En outre, nous y joignons 7 talers qui ont été collectés par l'Association de formation ouvrière de Londres et qui sont destinés aux familles de ceux qui ont été arrêtés à Brunswick. Je vous prie de bien vouloir signer pour cela la quittance ci-jointe que vous voudrez bien me renvoyer, afin que Marx puisse rendre compte à l'Association qu'il a acquitté sa mission.

Ma femme est une révolutionnaire irlandaise, et vous pouvez vous imaginer quelle joie a régné hier à la maison lorsque nous avons appris que les Fenians ont été amnistiés ‑ même si ce fut de la manière la plus minablement prussienne. Et aussitôt après, la nouvelle de l'arrestation de nos amis en Allemagne !

Adieu, chère Madame Liebknecht, et ne perdez pas courage. Les Prussiens et leurs supérieurs hiérarchiques, les Russes, se sont engagés dans une histoire dont ils ne seront pas capables d'arrêter le cours.


Notes

[1] Manifeste rédigé par Engels à la demande du Conseil général, séance du 20 décembre 1870 Seuls les trois premiers paragraphes furent publiés dans L'Internationale du 1er janvier 1871, les trois autres étant confidentiels.
Dans ce texte, L'Internationale prend position vis-à-vis de la guerre franco-prussienne de 1870

[2] Cf. Marx-Engels, Écrits militaires, p. 514-523 et 566-582.

[3] Cf. Communication de Marx à la Pall Mall Gazette, 15 septembre 1870.
Pour bien marquer la solidarité de l'Internationale, sur le plan des principes énoncés et de l'organisation réelle, et non formelle, Marx appelle, comme on le voit, le parti social-démocrate allemand section de l'Internationale.
Marx avait rédigé lui-même le manifeste auquel il fait allusion ici : cf.
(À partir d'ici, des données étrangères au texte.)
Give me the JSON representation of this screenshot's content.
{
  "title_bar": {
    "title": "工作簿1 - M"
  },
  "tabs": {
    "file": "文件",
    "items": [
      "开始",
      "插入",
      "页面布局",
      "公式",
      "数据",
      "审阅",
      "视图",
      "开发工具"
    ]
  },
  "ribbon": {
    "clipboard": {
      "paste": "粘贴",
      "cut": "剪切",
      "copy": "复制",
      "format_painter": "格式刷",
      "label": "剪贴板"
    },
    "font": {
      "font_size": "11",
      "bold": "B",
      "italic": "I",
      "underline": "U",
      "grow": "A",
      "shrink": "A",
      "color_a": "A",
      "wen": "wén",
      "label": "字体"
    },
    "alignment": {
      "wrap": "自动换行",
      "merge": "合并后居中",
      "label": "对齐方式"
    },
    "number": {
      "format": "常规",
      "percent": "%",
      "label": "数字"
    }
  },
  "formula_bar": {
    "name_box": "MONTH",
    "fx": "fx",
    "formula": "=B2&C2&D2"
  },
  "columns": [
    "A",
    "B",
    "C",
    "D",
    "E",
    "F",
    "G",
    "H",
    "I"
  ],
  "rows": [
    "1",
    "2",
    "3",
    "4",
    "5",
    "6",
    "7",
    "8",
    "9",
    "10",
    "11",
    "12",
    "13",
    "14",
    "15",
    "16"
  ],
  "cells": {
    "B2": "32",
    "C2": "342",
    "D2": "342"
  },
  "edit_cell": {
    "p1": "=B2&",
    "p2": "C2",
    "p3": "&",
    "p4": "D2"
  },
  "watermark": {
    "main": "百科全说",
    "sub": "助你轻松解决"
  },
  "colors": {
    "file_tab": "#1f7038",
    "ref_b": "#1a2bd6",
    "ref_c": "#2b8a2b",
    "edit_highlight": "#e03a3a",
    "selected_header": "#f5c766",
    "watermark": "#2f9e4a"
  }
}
Marx-Engels, Écrits militaires, p. 517-523.

[4] Cf. Engels à Nathalie Liebknecht, 19 décembre 1870.

[5] Engels fait allusion au vote des crédits de guerre : le 28 décembre 1870, sous la pression des membres de leurs propres troupes, Schweitzer, Fritzsche, le Dr Ewald, Hasenclever et Schraps se joignirent à Bebel et Liebknecht ‑ qui avaient voté seuls contre les crédits le 20 ‑ dans le second vote sur les crédits nécessaires à la poursuite de la guerre.
L'attitude courageuse de Bebel et Liebknecht entraîna de la sorte derrière eux de larges secteurs de la classe ouvrière et même certains éléments de la bourgeoisie.

[6] C'est de manière toute objective, par l'évolution du champ de forces physiques de la société, ainsi que par la lutte réelle du prolétariat, qu'un mouvement localement déterminé prend la tête du mouvement ouvrier d'une certaine époque. C'est dans la lutte contre sa propre bourgeoisie que le prolétariat allemand a fait la preuve de sa supériorité. Du même coup, c'était le socialisme marxiste qui triomphait au niveau international. C'est en ce sens qu'Engels pouvait écrire, pour le Volksstaat du 20 juin 1874, dans un article intitulé « Le Programme des réfugiés blanquistes de la Commune » : « Les ouvriers socialistes allemands, qui ont démontré qu'ils étaient totalement affranchis de tout chauvinisme national, peuvent considérer comme un symptôme de bon augure le fait que des ouvriers français adoptent des principes théoriques justes, bien qu'ils viennent d'Allemagne. »
L'événement qui a confirmé le déplacement temporaire du centre de gravité du mouvement international vers l'Allemagne – l’attitude du parti allemand dans la guerre de sa bourgeoisie ‑ a été celui-là même qui, en 1914, a été l'épreuve suprême pour la social-démocratie allemande, et où, hélas, elle s'est complètement effondrée. L'histoire est plus obstinée que les découvreurs de nouveautés à tous les tournants : les grandes tâches vers lesquelles tendent les efforts des masses prolétariennes restent posées durant des décennies entières, pour un cycle historique entier.